This coming week is the final week the Supreme Court is in session before October. And while much attention is being paid to the gay rights cases before the Court, there are also a critical voting rights case that could shape Congress for decades to come.
In the Voting Rights Act case before the high court, Shelby County, Ala., is challenging the formula under which only some states, mostly in the South, are targeted and must get permission from the Justice Department or a federal court in Washington for any attempt to change voting procedures.
“What’s unique about Section 5 is that we’ve never (before) had a federal statute that singles out particular parts of the country for unique control by the federal government,” said New York University law professor Richard Pildes, a voting rights expert and a legal adviser to the 2008 Obama campaign.

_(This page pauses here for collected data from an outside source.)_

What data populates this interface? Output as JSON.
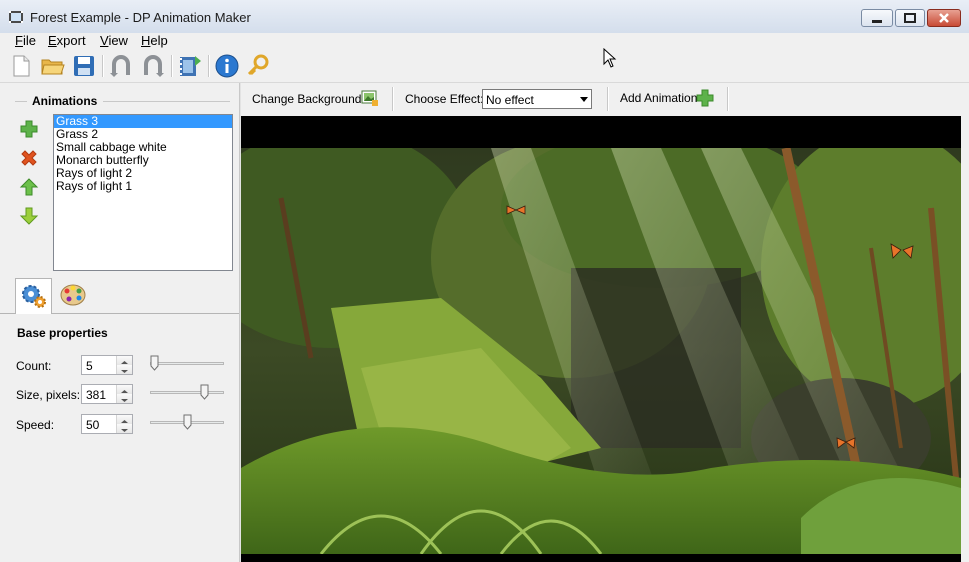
{
  "window": {
    "title": "Forest Example - DP Animation Maker"
  },
  "menu": [
    {
      "label": "File",
      "u": "F",
      "rest": "ile"
    },
    {
      "label": "Export",
      "u": "E",
      "rest": "xport"
    },
    {
      "label": "View",
      "u": "V",
      "rest": "iew"
    },
    {
      "label": "Help",
      "u": "H",
      "rest": "elp"
    }
  ],
  "toolbar": {
    "icons": [
      "new-document-icon",
      "open-folder-icon",
      "save-disk-icon",
      "undo-icon",
      "redo-icon",
      "export-video-icon",
      "info-icon",
      "key-icon"
    ]
  },
  "animations_panel": {
    "title": "Animations",
    "items": [
      "Grass 3",
      "Grass 2",
      "Small cabbage white",
      "Monarch butterfly",
      "Rays of light 2",
      "Rays of light 1"
    ],
    "selected_index": 0
  },
  "tabs": [
    {
      "icon": "gears-icon"
    },
    {
      "icon": "palette-icon"
    }
  ],
  "properties": {
    "title": "Base properties",
    "count": {
      "label": "Count:",
      "value": "5",
      "slider_fraction": 0.0
    },
    "size": {
      "label": "Size, pixels:",
      "value": "381",
      "slider_fraction": 0.77
    },
    "speed": {
      "label": "Speed:",
      "value": "50",
      "slider_fraction": 0.5
    }
  },
  "right_toolbar": {
    "change_background": "Change Background",
    "choose_effect_label": "Choose Effect:",
    "effect_value": "No effect",
    "add_animation": "Add Animation"
  },
  "colors": {
    "selection": "#3399ff",
    "accent_green": "#4caf50",
    "accent_red": "#e0531f"
  }
}
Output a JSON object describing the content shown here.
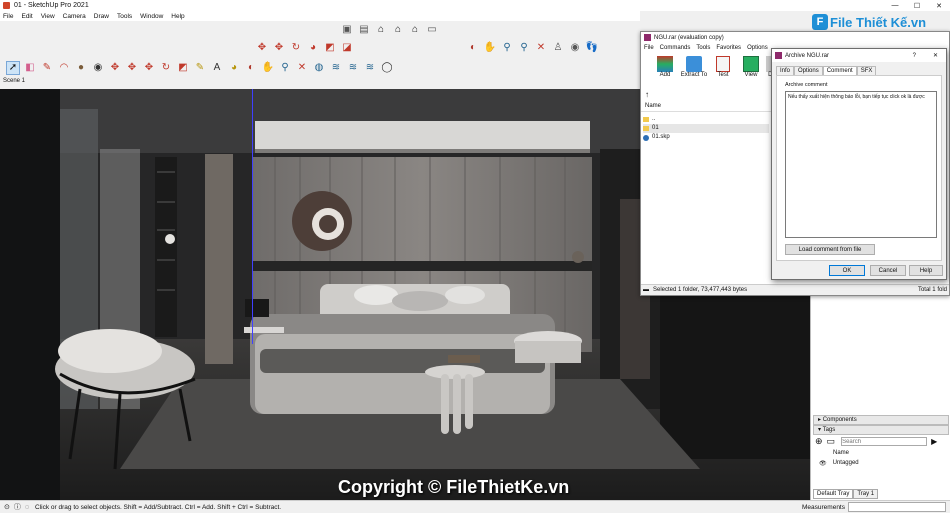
{
  "window": {
    "title": "01 - SketchUp Pro 2021",
    "controls": [
      "—",
      "☐",
      "✕"
    ]
  },
  "menu": [
    "File",
    "Edit",
    "View",
    "Camera",
    "Draw",
    "Tools",
    "Window",
    "Help"
  ],
  "scene_tab": "Scene 1",
  "statusbar": {
    "hint": "Click or drag to select objects. Shift = Add/Subtract. Ctrl = Add. Shift + Ctrl = Subtract.",
    "measurements_label": "Measurements"
  },
  "watermark": {
    "logo_text": "File Thiết Kế.vn",
    "copyright": "Copyright © FileThietKe.vn"
  },
  "winrar": {
    "title": "NGU.rar (evaluation copy)",
    "menu": [
      "File",
      "Commands",
      "Tools",
      "Favorites",
      "Options"
    ],
    "tools": [
      {
        "label": "Add",
        "icon": "add-archive-icon"
      },
      {
        "label": "Extract To",
        "icon": "extract-folder-icon"
      },
      {
        "label": "Test",
        "icon": "test-archive-icon"
      },
      {
        "label": "View",
        "icon": "view-book-icon"
      },
      {
        "label": "De",
        "icon": "delete-icon"
      }
    ],
    "column_name": "Name",
    "files": [
      "..",
      "01",
      "01.skp"
    ],
    "status_left": "Selected 1 folder, 73,477,443 bytes",
    "status_right": "Total 1 fold"
  },
  "dialog": {
    "title": "Archive NGU.rar",
    "help_mark": "?",
    "close_mark": "✕",
    "tabs": [
      "Info",
      "Options",
      "Comment",
      "SFX"
    ],
    "active_tab": "Comment",
    "comment_label": "Archive comment",
    "comment_text": "Nếu thấy xuất hiện thông báo lỗi, bạn tiếp tục click ok là được",
    "load_button": "Load comment from file",
    "ok": "OK",
    "cancel": "Cancel",
    "help": "Help"
  },
  "tray": {
    "sections": [
      {
        "label": "Components"
      },
      {
        "label": "Tags"
      }
    ],
    "search_placeholder": "Search",
    "tags_header": "Name",
    "tags": [
      "Untagged"
    ],
    "tabs": [
      "Default Tray",
      "Tray 1"
    ]
  },
  "colors": {
    "accent": "#0078d7",
    "logo_blue": "#1e8fd6",
    "logo_orange": "#f39c12"
  }
}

Shelby County’s lawyers argue that the coverage formula, which relies on election data from the 1960s and 1970s to determine which places Section 5 applies to, is outdated.
If the court does strike down Section 5, “the most likely way they’ll do it is to go after the coverage formula,” Steven Shapiro, legal director at the American Civil Liberties Union, told the American Constitution Society meeting. “If the court goes down that road – and I hope they do not – the important takeaway is that’s not the end of the game. That just puts it all back on Congress’s hands.”
And that's the danger. Congress is controlled by Republicans, who have shown no compunction to isolate and marginalize any vote that will threaten their majority. If the states constricted by Section 5 are no longer constrained from putting in voter ID laws or radically redistricting precincts, we may find that traditionally Democratic voters will no longer have a voice.